Carmem Migueles acrescenta também que vários estudos globais e dois trabalhos vencedores de prêmios Nobel de economia apontam para o papel da confiança em ganhos de produtividade, competitividade e gestão de riscos. Com base neles, a professora da FGV garante que é possível verificar que países onde há mais confiança são mais prósperos e as empresas são mais seguras. “Mas nos comparativos globais (de acordo com o World Values Survey), o Brasil aparece como o país onde as pessoas têm propensão a confiar no mundo. Esses estudos mostram que sociedades mais heterogêneas e mais desiguais tendem a ter baixa confiança. Com baixa confiança, desenvolvemos também forte aversão a riscos e propensão em controlar incerteza”, cita.
“Por essas razões, criamos normas, padrões, procedimentos e monitoramento, mas a intercessão desses fatores dificulta a evolução da capacidade de trabalho de maneira interdependente e colaborativa”, completa Migueles. Segundo ela, quando as pessoas colaboram de maneira ordenada, conseguem reduzir mais os efeitos negativos da heterogeneidade e a desigualdade sobre a confiança.
Exemplo da pesquisa – Carmem Migueles diz ter descoberto que organizações que sofrem um forte risco pessoal e profissional só conseguem operar se tiverem forte confiança. Os pesquisadores estudaram a propensão à confiança em forças policiais do Brasil e de outros países. “Replicamos as métricas globais e descobrimos que o Batalhão de Operações Policiais Especiais (Bope) tem uma propensão à confiança maior até que os Marines, dos Estados Unidos. Isso faz com que o Bope tenham um número de acidente muito menor que a média global. O Batalhão está em operação desde 1978 e teve nove fatalidades em serviço. Pouco, se compararmos com outras atividades laborais e ao risco maior da atividade policial”, avalia a professora.

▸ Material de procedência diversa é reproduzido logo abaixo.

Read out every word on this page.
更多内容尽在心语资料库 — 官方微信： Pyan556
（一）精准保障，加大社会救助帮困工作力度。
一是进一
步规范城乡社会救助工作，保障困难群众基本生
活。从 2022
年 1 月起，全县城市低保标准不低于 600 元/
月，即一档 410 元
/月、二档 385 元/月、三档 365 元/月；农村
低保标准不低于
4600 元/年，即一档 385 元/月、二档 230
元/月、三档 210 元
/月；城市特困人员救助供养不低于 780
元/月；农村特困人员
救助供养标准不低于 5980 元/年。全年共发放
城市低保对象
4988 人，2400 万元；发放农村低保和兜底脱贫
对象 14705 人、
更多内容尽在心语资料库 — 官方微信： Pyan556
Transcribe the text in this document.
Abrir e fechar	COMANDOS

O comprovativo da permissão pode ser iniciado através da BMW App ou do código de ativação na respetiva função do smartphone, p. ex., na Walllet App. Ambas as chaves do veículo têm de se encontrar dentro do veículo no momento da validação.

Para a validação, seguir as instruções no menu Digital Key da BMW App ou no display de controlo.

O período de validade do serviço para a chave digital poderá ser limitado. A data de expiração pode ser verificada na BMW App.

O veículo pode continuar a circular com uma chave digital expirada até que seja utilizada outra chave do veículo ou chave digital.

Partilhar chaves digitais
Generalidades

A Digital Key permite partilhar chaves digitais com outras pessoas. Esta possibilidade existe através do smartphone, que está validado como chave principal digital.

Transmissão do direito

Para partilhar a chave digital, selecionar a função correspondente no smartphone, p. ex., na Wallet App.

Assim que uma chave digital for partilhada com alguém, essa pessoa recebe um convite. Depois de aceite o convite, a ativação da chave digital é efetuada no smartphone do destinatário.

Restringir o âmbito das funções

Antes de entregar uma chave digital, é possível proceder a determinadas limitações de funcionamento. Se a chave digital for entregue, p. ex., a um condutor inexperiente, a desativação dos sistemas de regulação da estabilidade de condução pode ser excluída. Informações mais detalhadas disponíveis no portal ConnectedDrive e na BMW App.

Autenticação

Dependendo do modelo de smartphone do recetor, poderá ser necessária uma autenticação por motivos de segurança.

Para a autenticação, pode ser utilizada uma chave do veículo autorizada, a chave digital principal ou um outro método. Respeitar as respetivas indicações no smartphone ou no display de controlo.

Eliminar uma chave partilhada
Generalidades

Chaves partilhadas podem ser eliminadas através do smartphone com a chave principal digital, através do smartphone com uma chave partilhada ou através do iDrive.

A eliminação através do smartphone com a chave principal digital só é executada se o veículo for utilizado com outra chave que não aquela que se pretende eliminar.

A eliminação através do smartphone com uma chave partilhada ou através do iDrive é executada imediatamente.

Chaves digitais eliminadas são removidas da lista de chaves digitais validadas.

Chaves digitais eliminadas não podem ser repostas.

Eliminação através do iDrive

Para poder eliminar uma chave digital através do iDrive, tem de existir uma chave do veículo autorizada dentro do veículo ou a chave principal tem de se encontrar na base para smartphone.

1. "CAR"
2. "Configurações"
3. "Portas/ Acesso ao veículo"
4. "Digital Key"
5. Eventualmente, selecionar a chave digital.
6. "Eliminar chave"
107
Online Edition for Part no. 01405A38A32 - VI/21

Solução – Carmem Migueles aponta que, para reduzirmos os acidentes de trabalho, é preciso que a liderança compartilhe mais responsabilidades. “Em vez de o líder dizer o que precisamos fazer, ele precisa ajudar as pessoas a entender seus desafios e colaborar na descoberta da melhor maneira de resolvê-los. Isso aumenta a confiabilidade e previsibilidade e reduz a tensão”, propõe.
Carmem Migueles, no entanto, diz que precisamos repensar o modo de funcionar dos nossos conselhos de administração. Segundo ela, pelo fato de o Brasil possuir histórico escravagista, com lógica extrativista e economia focada em commodities, segue o entendimento de que deve aumentar a escala e reduzir o preço unitário e de exportação. Esse foco gera pressão desordenada por toda a hierarquia e penaliza quem de fato quer resolver problemas como o da segurança.
“Pensando ainda como produtores de commodities, não estamos preocupados em gerenciar inovação e excelência operacional. Quando observamos nosso avanço no ranking global de competitividade, verificamos que a posição do Brasil nesse ranking varia de acordo com os preços das commodities no mercado global. Não lideramos. Não abrimos espaço para o desenvolvimento das nossas organizações na direção de maior valor agregado. Temos que parar esse ciclo vicioso. Nós temos tudo para liderar uma dinâmica de inovação e trabalhar com empresas mais seguras e competitivas. Para começar, é necessário que os conselhos parem de recrutar executivos com focos financeiros de curto prazo. São eles que estão criando riscos e perdas para os acionistas, como riscos de acidentes de trabalho”, conclui.